Sam Malin is a major player in Madagascar and the wider Western Indian Ocean region. Having been involved in the world’s fourth largest island since 1994, Sam founded both Madagascar Oil and Madagascar Consolidated Mining (MCM) in 2004 and remains a significant shareholder of both. As CEO, he built the former, which is developing Madagascar’s giant Bemolanga and Tsimiroro onshore heavy oil fields, into a billion dollar company on track to develop its multibillion barrel oil reserves. Negotiations started by Sam in 2005 have led to the recent agreement with Total bringing Total in as a farm-in partner and operator with the ultimate aim of bringing the Bemolanga field into large scale production.
As Chairman, Sam steered Red Island Minerals, MCM’s holding company, into an agreement with Australia’s Strait’s Resources, which in early 2008 took a stake in Red Island Minerals. He also oversaw the launch of an appraisal and development programme that should see its main asset, the Sakoa Coal Field in large scale production for the first time since the first half of the 19th century. In a testament to the sensitivity shown to environmental and socio-economic concerns, the World Wide Fund for Nature is involved in this project which should result in a decrease in the burning of forests for fuel wood for use for home cooking and heating.

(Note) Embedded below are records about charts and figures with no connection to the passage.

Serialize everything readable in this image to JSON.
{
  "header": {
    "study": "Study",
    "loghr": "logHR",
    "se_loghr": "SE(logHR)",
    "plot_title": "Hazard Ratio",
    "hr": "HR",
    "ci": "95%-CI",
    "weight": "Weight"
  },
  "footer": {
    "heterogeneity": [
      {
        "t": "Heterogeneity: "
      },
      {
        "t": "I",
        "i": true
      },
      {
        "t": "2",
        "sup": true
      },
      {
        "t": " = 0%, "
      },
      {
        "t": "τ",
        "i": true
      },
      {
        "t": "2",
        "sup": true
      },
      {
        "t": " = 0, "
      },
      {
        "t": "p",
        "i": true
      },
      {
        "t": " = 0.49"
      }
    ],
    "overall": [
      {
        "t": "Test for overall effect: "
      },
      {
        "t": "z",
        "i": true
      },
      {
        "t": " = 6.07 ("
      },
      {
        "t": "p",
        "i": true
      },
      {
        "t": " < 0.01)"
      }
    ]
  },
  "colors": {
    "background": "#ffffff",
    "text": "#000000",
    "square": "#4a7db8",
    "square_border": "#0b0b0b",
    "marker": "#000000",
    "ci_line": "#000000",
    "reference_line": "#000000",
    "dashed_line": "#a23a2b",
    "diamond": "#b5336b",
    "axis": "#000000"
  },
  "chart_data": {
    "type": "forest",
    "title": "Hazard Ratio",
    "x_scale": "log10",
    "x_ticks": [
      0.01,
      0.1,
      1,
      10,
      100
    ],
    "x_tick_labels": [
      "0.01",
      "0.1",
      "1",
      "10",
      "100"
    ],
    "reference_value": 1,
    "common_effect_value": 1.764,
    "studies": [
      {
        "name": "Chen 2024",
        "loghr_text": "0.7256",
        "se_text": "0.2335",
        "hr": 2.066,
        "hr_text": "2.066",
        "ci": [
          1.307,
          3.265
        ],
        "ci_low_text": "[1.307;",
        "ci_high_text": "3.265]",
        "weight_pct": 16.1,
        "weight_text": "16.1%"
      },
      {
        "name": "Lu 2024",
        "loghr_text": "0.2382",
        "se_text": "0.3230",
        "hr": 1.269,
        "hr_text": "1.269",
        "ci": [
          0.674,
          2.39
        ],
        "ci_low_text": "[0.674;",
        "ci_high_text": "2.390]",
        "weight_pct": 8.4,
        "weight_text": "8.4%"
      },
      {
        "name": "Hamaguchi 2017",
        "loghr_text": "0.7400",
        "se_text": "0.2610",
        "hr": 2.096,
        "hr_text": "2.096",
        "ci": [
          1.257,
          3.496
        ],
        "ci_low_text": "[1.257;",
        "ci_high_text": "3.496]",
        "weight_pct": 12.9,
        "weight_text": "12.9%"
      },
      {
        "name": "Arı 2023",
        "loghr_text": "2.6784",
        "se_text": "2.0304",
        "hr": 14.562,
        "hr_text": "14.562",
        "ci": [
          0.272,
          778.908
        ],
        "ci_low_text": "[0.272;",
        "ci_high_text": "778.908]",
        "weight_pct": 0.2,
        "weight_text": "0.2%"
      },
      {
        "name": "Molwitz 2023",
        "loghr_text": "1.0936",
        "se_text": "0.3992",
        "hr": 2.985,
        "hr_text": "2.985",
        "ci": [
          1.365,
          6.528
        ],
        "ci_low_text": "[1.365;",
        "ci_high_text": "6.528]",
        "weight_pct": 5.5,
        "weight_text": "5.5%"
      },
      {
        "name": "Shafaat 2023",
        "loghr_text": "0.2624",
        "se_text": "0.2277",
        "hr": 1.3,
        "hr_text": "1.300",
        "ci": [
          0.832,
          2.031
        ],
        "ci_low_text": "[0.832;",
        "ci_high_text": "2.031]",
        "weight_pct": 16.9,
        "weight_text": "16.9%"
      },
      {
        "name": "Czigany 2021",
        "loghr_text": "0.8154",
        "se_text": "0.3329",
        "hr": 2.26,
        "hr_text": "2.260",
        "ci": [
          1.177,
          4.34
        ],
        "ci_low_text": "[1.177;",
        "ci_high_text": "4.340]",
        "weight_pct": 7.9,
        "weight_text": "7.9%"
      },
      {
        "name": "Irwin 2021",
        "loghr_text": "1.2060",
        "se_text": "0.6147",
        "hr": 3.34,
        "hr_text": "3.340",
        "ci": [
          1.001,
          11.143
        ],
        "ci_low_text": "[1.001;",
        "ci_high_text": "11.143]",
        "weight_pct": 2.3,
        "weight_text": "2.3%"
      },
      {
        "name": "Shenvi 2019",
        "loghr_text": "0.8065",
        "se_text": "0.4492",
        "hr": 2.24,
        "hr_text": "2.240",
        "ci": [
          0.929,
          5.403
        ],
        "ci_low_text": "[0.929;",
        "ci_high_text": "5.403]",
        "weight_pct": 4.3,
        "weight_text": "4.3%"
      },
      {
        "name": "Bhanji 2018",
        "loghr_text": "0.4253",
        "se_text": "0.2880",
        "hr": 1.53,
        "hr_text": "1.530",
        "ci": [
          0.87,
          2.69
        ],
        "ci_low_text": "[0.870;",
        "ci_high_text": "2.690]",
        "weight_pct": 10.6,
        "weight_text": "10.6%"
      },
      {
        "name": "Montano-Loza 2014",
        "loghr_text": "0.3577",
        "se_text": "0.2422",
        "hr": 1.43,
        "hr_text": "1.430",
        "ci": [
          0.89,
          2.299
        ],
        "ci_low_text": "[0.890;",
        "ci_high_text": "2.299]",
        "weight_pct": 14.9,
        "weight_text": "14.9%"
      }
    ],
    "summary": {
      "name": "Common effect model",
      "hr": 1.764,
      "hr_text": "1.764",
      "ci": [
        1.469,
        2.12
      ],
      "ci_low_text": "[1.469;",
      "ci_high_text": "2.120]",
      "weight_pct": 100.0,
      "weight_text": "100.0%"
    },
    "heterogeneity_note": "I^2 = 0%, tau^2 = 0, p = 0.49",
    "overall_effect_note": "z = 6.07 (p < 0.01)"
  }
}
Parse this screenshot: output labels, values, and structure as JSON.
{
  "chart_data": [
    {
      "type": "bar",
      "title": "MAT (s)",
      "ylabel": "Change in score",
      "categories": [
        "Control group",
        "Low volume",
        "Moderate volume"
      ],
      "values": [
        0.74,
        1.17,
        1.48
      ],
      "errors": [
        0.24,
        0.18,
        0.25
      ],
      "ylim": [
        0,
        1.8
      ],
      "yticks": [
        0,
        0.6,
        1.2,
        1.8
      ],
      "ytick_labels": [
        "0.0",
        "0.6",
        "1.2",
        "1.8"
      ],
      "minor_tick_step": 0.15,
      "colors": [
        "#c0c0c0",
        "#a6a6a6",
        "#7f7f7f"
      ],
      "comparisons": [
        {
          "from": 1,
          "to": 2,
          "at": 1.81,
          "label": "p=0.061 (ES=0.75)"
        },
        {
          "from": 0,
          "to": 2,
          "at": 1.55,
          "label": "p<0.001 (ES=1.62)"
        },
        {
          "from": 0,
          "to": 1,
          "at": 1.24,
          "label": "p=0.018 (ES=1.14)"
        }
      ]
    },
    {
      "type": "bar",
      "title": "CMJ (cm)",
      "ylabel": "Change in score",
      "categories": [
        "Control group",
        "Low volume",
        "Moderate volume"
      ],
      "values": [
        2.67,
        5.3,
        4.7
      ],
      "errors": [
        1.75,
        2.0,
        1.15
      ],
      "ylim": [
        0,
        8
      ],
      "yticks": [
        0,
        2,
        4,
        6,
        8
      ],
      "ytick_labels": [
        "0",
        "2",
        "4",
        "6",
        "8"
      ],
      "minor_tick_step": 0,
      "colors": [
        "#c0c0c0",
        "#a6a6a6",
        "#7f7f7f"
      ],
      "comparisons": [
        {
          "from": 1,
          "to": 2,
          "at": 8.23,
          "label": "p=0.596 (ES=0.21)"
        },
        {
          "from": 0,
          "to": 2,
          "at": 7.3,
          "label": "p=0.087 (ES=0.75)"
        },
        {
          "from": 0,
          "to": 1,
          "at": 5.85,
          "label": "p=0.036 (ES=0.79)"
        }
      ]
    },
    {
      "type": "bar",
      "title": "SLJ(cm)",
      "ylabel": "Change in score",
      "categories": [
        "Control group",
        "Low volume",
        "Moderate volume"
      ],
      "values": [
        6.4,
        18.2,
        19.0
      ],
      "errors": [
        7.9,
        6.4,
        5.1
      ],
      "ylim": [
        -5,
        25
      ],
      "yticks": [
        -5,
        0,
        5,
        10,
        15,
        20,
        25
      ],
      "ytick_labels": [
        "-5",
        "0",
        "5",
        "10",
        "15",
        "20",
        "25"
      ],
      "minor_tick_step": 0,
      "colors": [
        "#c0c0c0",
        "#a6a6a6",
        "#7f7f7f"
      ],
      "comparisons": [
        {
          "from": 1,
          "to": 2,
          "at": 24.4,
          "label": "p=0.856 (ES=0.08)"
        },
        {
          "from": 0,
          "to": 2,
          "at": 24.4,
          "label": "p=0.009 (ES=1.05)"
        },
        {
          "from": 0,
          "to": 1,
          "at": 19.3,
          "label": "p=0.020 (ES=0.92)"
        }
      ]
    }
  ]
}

Sam is the Chief Executive Officer of the Avana Group of companies which he founded in 2006. Avana focuses on Madagascar, the Seychelles and the wider Western Indian Ocean region. Avana also has interests in West Africa. Its projects cover property, Biofuels, minerals and oil and gas exploration. Sam and Avana are active in supporting the economic and social development of the region, supporting knowledge transfer, poverty alleviation and micro-development initiatives and working with appropriate NGOs. Avana strives to minimise and offset the environmental impacts of its operations and to ensure that it makes a strong net contribution to regional economic development and social welfare.